Portfolio
In the context of investment, the term «portfolio» refers to the totality of financial instruments and tangible assets held by an investor. It encompasses various asset classes such as stocks, fixed-income securities (bonds), real estate, commodities, or cash. These securities can be held as individual securities or through funds such as ETFs or index funds.
The composition of the portfolio follows a defined investment strategy tailored to the investor’s individual goals, risk tolerance, and time horizon.
The fundamental principle of portfolio management is diversification. By spreading capital across different securities, sectors, and regions, unsystematic risk – that is, the risk associated with individual investments – is reduced without necessarily diminishing the expected return. The goal is an optimal risk-return ratio that takes into account the correlation among the individual components.

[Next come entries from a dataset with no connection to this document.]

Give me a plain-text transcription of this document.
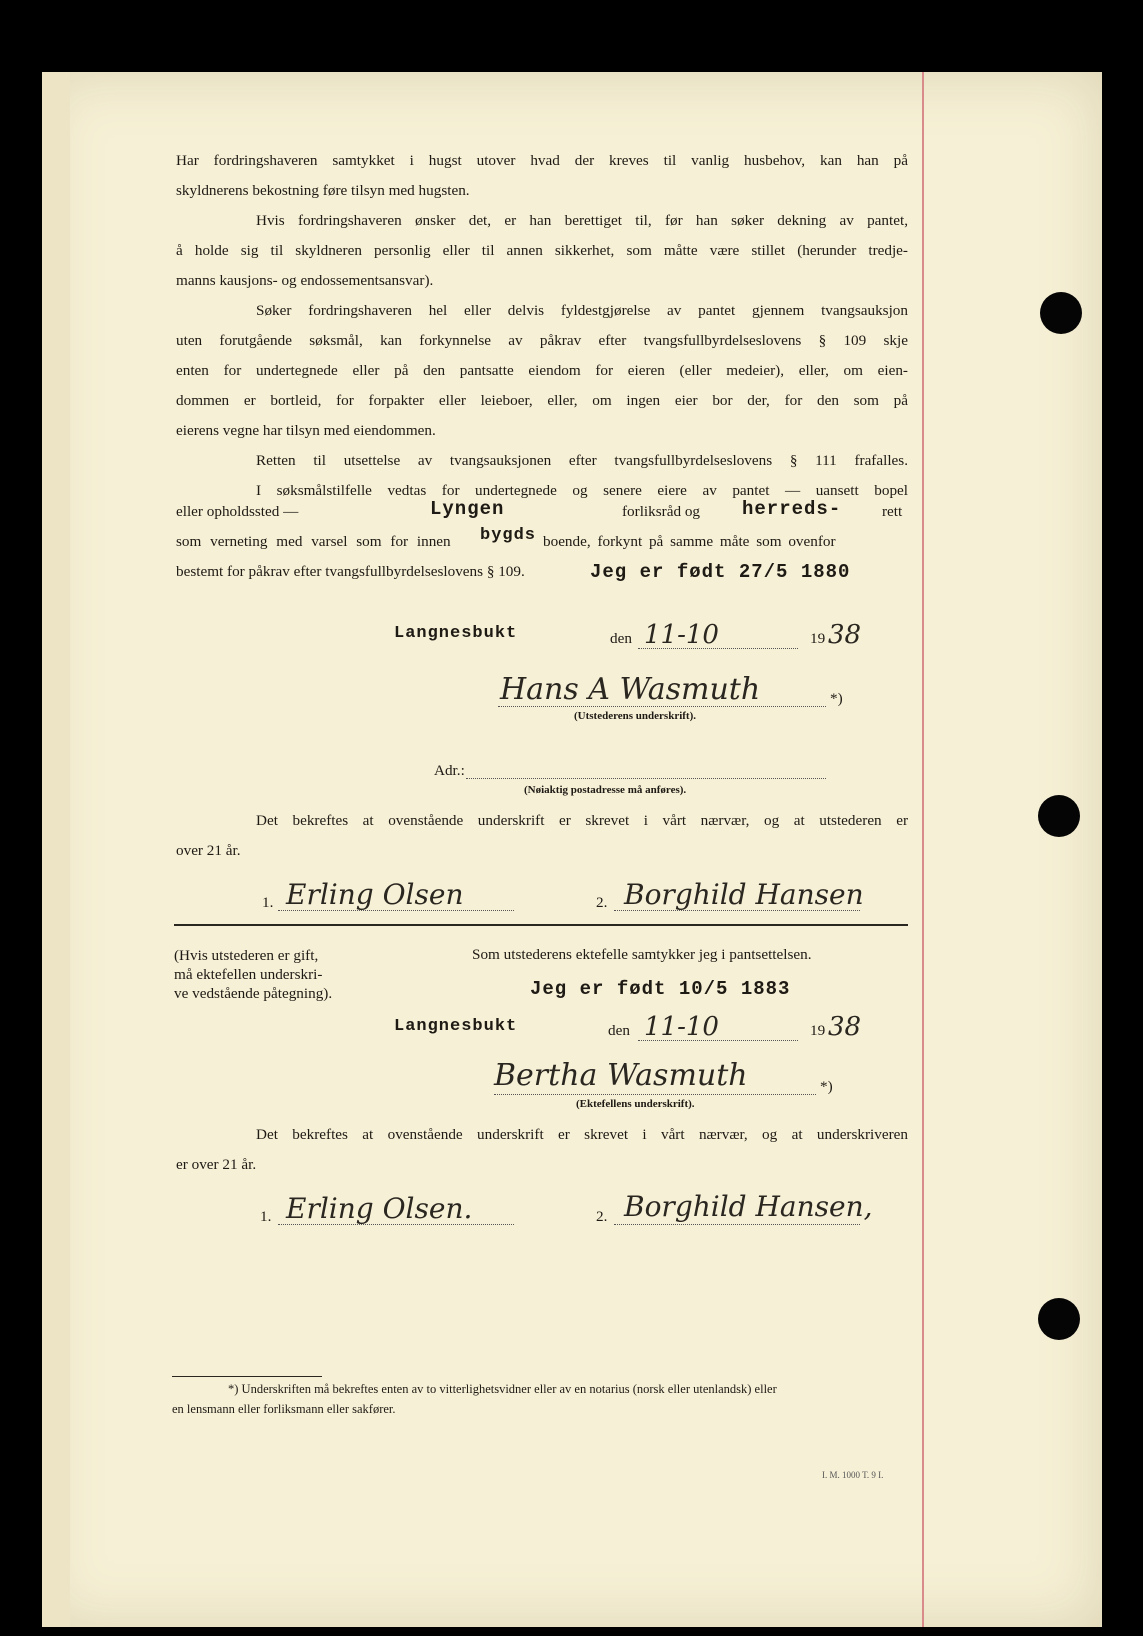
Har fordringshaveren samtykket i hugst utover hvad der kreves til vanlig husbehov, kan han på
skyldnerens bekostning føre tilsyn med hugsten.
Hvis fordringshaveren ønsker det, er han berettiget til, før han søker dekning av pantet,
å holde sig til skyldneren personlig eller til annen sikkerhet, som måtte være stillet (herunder tredje-
manns kausjons- og endossementsansvar).
Søker fordringshaveren hel eller delvis fyldestgjørelse av pantet gjennem tvangsauksjon
uten forutgående søksmål, kan forkynnelse av påkrav efter tvangsfullbyrdelseslovens § 109 skje
enten for undertegnede eller på den pantsatte eiendom for eieren (eller medeier), eller, om eien-
dommen er bortleid, for forpakter eller leieboer, eller, om ingen eier bor der, for den som på
eierens vegne har tilsyn med eiendommen.
Retten til utsettelse av tvangsauksjonen efter tvangsfullbyrdelseslovens § 111 frafalles.
I søksmålstilfelle vedtas for undertegnede og senere eiere av pantet — uansett bopel
eller opholdssted —	Lyngen	forliksråd og herreds-	rett
som verneting med varsel som for innen bygds boende, forkynt på samme måte som ovenfor
bestemt for påkrav efter tvangsfullbyrdelseslovens § 109.	Jeg er født 27/5 1880
Langnesbukt	den 11-10	19 38
Hans A Wasmuth	*)
(Utstederens underskrift).
Adr.:
(Nøiaktig postadresse må anføres).
Det bekreftes at ovenstående underskrift er skrevet i vårt nærvær, og at utstederen er
over 21 år.
1. Erling Olsen	2. Borghild Hansen
(Hvis utstederen er gift,
må ektefellen underskri-
ve vedstående påtegning).
Som utstederens ektefelle samtykker jeg i pantsettelsen.
Jeg er født 10/5 1883
Langnesbukt	den 11-10	19 38
Bertha Wasmuth	*)
(Ektefellens underskrift).
Det bekreftes at ovenstående underskrift er skrevet i vårt nærvær, og at underskriveren
er over 21 år.
1. Erling Olsen.	2. Borghild Hansen,
*) Underskriften må bekreftes enten av to vitterlighetsvidner eller av en notarius (norsk eller utenlandsk) eller
en lensmann eller forliksmann eller sakfører.
I. M. 1000 T. 9 I.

Professional portfolio management, as implemented by True Wealth, for example, also includes ongoing monitoring and regular rebalancing. Ongoing screening of the market for exchange-traded funds (ETFs) and the replacement of instruments when advantageous for investors are also part of portfolio management.
During rebalancing, the weightings of the asset classes are adjusted if market fluctuations have altered the original target allocation. This ensures that the portfolio’s risk profile remains aligned with the chosen strategy over the long term. The portfolio is thus a key element for systematic wealth accumulation and the long-term preservation of purchasing power.